Bevemmo tutto d'un fiato. Era Vodka liscia. Cavolo, quanto brucia! In breve, mi feci prendere dal ritmo della festa. Ad un certo punto scoppiò una rissa tra ragazze al bar e iniziarono a volare drink e capelli. In breve, non capisco bene come, venne iniziata una gara di "Magliette bagnate" e la vincitrice avrebbe potuto baciare un ragazzo a sua scelta. Lui non avrebbe potuto opporsi nemmeno se fidanzato.
<<Che hai?>> mi urlò Marvin all'orecchio.
Tracannai un altro cicchetto di qualcosa.
<<Sai che ti dico? Non me ne frega più niente di nessuno!>> urlai a Marvin, tra un drink e l'altro.
<<Questa volta non cederò, non me ne può fregare di meno se striscerà in ginocchio a chiedermi perdaaaah mi squilla il cellulare! Forse è lui!>>.
Mi affannai a cercare il telefono. Avevo ricevuto dei messaggi, ma Marvin mi distrasse prima che potessi leggerli, dandomi un altro drink. Ero quasi sicuro di essere leggermente ubriaco, o forse si dice brillo?
<<Bevi, bevi.>> mi esortò Marvin.
Io bevvi, dimentico del tutto del telefono. Ballammo per molto tempo. Mi girava la testa e lo stomaco mi bruciava da impazzire. Pian piano, cupi pensieri iniziarono a farsi strada nella mia mente annebbiata. Com'è possibile che con una fila di gnocche dalle magliette semitrasparenti io senta la mancanza di Nate? Sono proprio un idiota masochista, dannazione!
<<Vieni con me, amico.>> disse Marvin e mi prese per un braccio.
Mi lasciai trascinare verso il parcheggio.
<<Ce ne andiamo già?>> domandai.
Non voglio andarmene. Sono appena le due, Nate potrebbe essere ancora sveglio e ora non me la sento più di parlargli, non ora che sono leggermente brillo. Lui mi manca, tanto, voglio abbracciarlo ed essere ricambiato, ma non voglio vederlo...cioè... temo la sua reazione...aaaah che idiota sono stato! Barcollammo oltre il parcheggio, verso un giardinetto isolato dove c'erano ragazzi e ragazze seduti su dei teli con sopra cuscini colorati disposti sull'erba. Alcuni fumavano in silenzio, distesi a guardare il cielo, altri pomiciavano tra loro e altri ancora giocavano a Poker. La musica della festa rimbombava in modo meno assordante. Marvin mi trascinò verso un ragazzo dalla pelle scura con le treccine, un cappello da baseball, una maglia rossa e dei jeans attillati che siede di schiena tra un punk dai capelli dritti e verdi e una brunetta riccia. Gli picchettò sulla testa con una bottiglia di birra che si era portato dalla festa. Quello si girò, requisendo l'alcool e scolandolo tutto d'un fiato.

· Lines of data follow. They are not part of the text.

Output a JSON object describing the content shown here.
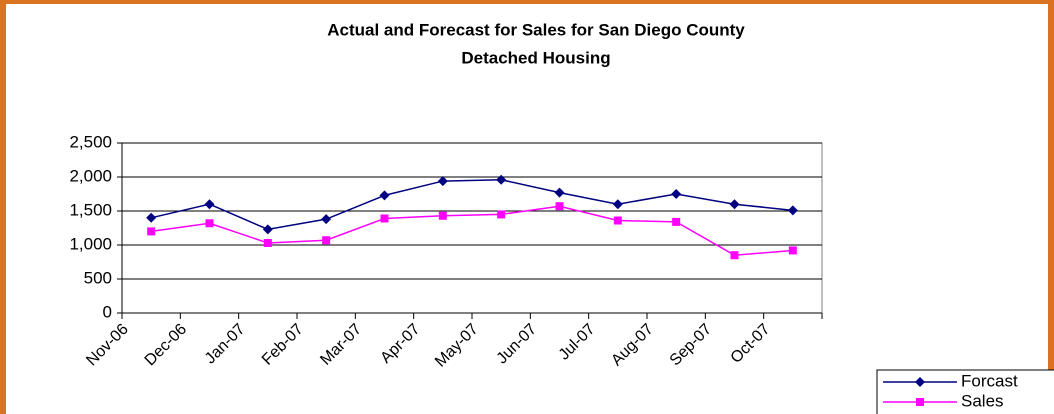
{
  "chart_data": {
    "type": "line",
    "title": "Actual and Forecast for Sales for San Diego County",
    "subtitle": "Detached Housing",
    "categories": [
      "Nov-06",
      "Dec-06",
      "Jan-07",
      "Feb-07",
      "Mar-07",
      "Apr-07",
      "May-07",
      "Jun-07",
      "Jul-07",
      "Aug-07",
      "Sep-07",
      "Oct-07"
    ],
    "series": [
      {
        "name": "Forcast",
        "color": "#000080",
        "marker": "diamond",
        "values": [
          1400,
          1600,
          1230,
          1380,
          1730,
          1940,
          1960,
          1770,
          1600,
          1750,
          1600,
          1510
        ]
      },
      {
        "name": "Sales",
        "color": "#ff00ff",
        "marker": "square",
        "values": [
          1200,
          1320,
          1030,
          1070,
          1390,
          1430,
          1450,
          1570,
          1360,
          1340,
          850,
          920
        ]
      }
    ],
    "ylim": [
      0,
      2500
    ],
    "yticks": [
      0,
      500,
      {
        "value": 1000,
        "label": "1,000"
      },
      {
        "value": 1500,
        "label": "1,500"
      },
      {
        "value": 2000,
        "label": "2,000"
      },
      {
        "value": 2500,
        "label": "2,500"
      }
    ],
    "grid": true,
    "legend": "bottom-right"
  }
}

<<Ciao, stronzetto.>> disse il ragazzo con i rasta.
<<Fratello.>> replicò Marvin, dandogli il cinque.
<<Fratello?>> chiedo.
Sono per caso diventato daltonico o è normale che in una famiglia i fratelli siano di colore diverso? In fondo io che ne so, magari una mia probabile sorella sarebbe stata di colore giallo o verde...

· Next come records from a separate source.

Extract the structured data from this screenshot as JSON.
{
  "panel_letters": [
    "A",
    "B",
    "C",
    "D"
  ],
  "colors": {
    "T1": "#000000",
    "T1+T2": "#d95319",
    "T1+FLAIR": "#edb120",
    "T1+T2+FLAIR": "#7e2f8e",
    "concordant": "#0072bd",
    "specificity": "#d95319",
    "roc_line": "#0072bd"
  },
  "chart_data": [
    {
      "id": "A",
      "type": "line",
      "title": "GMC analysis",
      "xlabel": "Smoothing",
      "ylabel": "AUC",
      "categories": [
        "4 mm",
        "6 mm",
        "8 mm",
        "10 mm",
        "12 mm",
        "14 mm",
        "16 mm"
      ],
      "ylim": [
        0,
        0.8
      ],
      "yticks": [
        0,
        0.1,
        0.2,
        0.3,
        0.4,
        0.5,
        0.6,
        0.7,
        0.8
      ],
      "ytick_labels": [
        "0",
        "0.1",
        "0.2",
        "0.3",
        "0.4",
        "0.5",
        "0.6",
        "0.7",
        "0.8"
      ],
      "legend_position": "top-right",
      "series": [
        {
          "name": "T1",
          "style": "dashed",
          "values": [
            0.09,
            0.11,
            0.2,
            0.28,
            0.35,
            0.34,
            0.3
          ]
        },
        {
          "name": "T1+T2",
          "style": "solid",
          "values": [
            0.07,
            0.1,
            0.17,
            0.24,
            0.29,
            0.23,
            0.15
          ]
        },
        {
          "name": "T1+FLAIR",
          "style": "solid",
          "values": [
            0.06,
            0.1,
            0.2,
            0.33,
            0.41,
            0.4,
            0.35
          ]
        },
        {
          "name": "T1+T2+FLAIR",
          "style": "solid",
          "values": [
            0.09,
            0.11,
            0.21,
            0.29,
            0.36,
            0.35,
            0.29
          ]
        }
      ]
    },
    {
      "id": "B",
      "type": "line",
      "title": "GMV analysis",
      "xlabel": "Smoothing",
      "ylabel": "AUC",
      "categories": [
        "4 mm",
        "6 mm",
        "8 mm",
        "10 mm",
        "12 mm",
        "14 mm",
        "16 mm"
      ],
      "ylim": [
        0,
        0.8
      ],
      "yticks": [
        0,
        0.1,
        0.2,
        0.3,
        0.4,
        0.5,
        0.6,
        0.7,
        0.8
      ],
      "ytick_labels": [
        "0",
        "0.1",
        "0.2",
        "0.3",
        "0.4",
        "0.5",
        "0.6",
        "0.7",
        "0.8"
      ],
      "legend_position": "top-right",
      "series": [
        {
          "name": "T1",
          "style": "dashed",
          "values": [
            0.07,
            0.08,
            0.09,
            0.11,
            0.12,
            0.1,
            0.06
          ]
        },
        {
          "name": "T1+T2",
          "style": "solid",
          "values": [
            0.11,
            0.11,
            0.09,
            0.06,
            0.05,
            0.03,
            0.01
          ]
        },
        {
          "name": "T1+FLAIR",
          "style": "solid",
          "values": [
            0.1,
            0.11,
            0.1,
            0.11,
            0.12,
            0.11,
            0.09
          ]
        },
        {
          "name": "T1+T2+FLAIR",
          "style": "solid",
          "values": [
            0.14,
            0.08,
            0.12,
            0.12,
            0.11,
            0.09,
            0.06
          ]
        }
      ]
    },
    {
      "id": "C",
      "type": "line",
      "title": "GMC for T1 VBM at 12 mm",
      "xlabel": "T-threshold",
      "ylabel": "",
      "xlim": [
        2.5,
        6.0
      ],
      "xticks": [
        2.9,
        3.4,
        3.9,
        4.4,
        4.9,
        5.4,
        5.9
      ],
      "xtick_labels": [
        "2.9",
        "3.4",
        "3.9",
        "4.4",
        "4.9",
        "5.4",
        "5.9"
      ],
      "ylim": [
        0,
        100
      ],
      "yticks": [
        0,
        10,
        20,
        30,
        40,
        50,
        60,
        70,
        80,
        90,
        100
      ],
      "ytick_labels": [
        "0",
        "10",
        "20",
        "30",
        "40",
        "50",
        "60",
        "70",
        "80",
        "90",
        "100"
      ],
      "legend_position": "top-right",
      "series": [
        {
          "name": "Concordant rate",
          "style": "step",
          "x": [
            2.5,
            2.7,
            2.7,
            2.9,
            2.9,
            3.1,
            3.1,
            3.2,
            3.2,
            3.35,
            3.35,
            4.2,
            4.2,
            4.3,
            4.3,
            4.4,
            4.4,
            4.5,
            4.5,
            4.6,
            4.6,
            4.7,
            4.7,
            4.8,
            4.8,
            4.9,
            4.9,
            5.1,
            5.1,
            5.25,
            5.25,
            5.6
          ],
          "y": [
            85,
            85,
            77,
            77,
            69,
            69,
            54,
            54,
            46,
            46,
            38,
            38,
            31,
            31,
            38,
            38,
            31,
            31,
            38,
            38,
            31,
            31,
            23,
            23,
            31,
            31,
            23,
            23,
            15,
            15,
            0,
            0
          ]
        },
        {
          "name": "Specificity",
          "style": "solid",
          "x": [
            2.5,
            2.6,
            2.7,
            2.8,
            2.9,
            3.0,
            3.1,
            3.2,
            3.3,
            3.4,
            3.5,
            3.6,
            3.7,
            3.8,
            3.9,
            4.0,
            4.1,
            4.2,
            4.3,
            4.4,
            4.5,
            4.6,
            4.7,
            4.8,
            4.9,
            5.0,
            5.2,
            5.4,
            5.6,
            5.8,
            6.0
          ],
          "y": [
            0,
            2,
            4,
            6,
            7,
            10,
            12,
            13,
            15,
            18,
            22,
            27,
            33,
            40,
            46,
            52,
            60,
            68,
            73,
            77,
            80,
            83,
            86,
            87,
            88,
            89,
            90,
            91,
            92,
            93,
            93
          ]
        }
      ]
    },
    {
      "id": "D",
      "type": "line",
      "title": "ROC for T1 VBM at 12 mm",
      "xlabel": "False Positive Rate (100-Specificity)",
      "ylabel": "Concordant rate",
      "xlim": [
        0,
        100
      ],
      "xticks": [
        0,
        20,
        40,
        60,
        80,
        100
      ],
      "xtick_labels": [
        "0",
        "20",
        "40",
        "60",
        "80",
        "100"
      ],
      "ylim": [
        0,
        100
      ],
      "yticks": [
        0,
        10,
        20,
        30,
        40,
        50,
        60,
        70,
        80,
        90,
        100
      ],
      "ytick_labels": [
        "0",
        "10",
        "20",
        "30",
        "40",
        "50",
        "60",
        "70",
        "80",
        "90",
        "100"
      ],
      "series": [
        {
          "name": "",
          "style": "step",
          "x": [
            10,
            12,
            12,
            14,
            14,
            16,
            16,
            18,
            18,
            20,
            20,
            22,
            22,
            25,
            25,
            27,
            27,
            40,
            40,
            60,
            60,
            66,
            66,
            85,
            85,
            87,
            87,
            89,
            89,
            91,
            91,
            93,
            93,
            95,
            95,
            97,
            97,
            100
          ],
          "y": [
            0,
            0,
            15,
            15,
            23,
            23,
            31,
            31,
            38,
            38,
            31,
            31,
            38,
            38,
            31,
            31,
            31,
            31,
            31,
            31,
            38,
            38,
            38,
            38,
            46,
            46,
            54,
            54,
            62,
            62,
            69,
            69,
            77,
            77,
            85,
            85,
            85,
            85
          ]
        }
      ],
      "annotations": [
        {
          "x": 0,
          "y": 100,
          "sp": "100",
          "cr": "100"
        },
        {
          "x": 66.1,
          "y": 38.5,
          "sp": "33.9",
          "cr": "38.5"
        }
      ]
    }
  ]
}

Rettifico, ero un po' ubriaco.
<<Stesso padre, due madri. In contemporanea per giunta. Se la spassava alla grande quel doppiogiochista.>> spiegò Marvin, sorridendo.

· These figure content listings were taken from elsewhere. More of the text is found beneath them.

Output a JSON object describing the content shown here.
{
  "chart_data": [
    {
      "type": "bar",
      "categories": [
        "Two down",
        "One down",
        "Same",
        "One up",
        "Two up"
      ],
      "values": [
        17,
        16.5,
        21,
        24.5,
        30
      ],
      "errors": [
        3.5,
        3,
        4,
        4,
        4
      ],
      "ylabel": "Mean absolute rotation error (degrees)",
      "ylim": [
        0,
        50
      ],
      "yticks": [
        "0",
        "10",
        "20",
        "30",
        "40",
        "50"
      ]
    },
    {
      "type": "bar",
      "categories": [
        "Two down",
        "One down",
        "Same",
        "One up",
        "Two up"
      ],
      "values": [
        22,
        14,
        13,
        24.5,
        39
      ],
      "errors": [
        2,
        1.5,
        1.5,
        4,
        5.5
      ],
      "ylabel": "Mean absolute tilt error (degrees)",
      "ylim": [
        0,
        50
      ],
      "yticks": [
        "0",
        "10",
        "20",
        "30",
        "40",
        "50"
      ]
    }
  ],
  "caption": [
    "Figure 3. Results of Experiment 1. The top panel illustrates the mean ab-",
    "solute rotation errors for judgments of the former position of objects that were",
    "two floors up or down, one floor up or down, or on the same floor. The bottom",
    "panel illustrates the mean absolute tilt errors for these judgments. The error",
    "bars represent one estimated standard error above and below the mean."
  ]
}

<<Chi è il piccolo?>> domandò suo fratello.
<<Luca. Trattamelo bene.>>.
<<Ehi!>> mormorai con un cenno del capo.
<<Che cosa ci dai?>> chiese Marvin, dando una spinta al punk e sedendosi su un cuscino, tirandomi giù con se.
Il fratello aprì una sacca nera e tirò fuori un sigaro marrone.
<<Questa è roba buona, forte. Ti piacerà.>>.
<<Grandissimo!>>.
<<Un mix da sballo.>> ridacchiò la ragazza bruna, in carne e con gl'occhi scuri parzialmente chiusi.
Il fratello porse il sigaro a Marvin che lo prese con reverenza.
<<Provi, Luca?>> mi chiese quest'ultimo.
<<Io... non so se...>>iniziai.
<<Hai detto di avere problemi no? Brutti pensieri... Con questo dimenticherai tutto e ti rilasserai.>> mi tentò lui.
<<Sussurrò Eva al serpente...no, il contrario!>> ridacchiai.
Ok, sono ubriaco!
<<Suvvia, non fare la femminuccia.>> m'incitò il fratello di Marvin.
In fondo se lo fumano loro, penso sia sicuro. No? riflettei. Inoltre la litigata con Nate non mi dava tregua. Mi faceva sentire triste, anche ora che l'alcool mi rendeva la testa così leggera, non riuscivo a pensare ad altro. Sono un ragazzo di diciannove anni che partecipa ad una festa all'aperto con una gara di magliette bagnate e alcool gratis e non faccio altro che sospirare. Patetico.
<<Al diavolo tutto! Ci sto!>> affermai.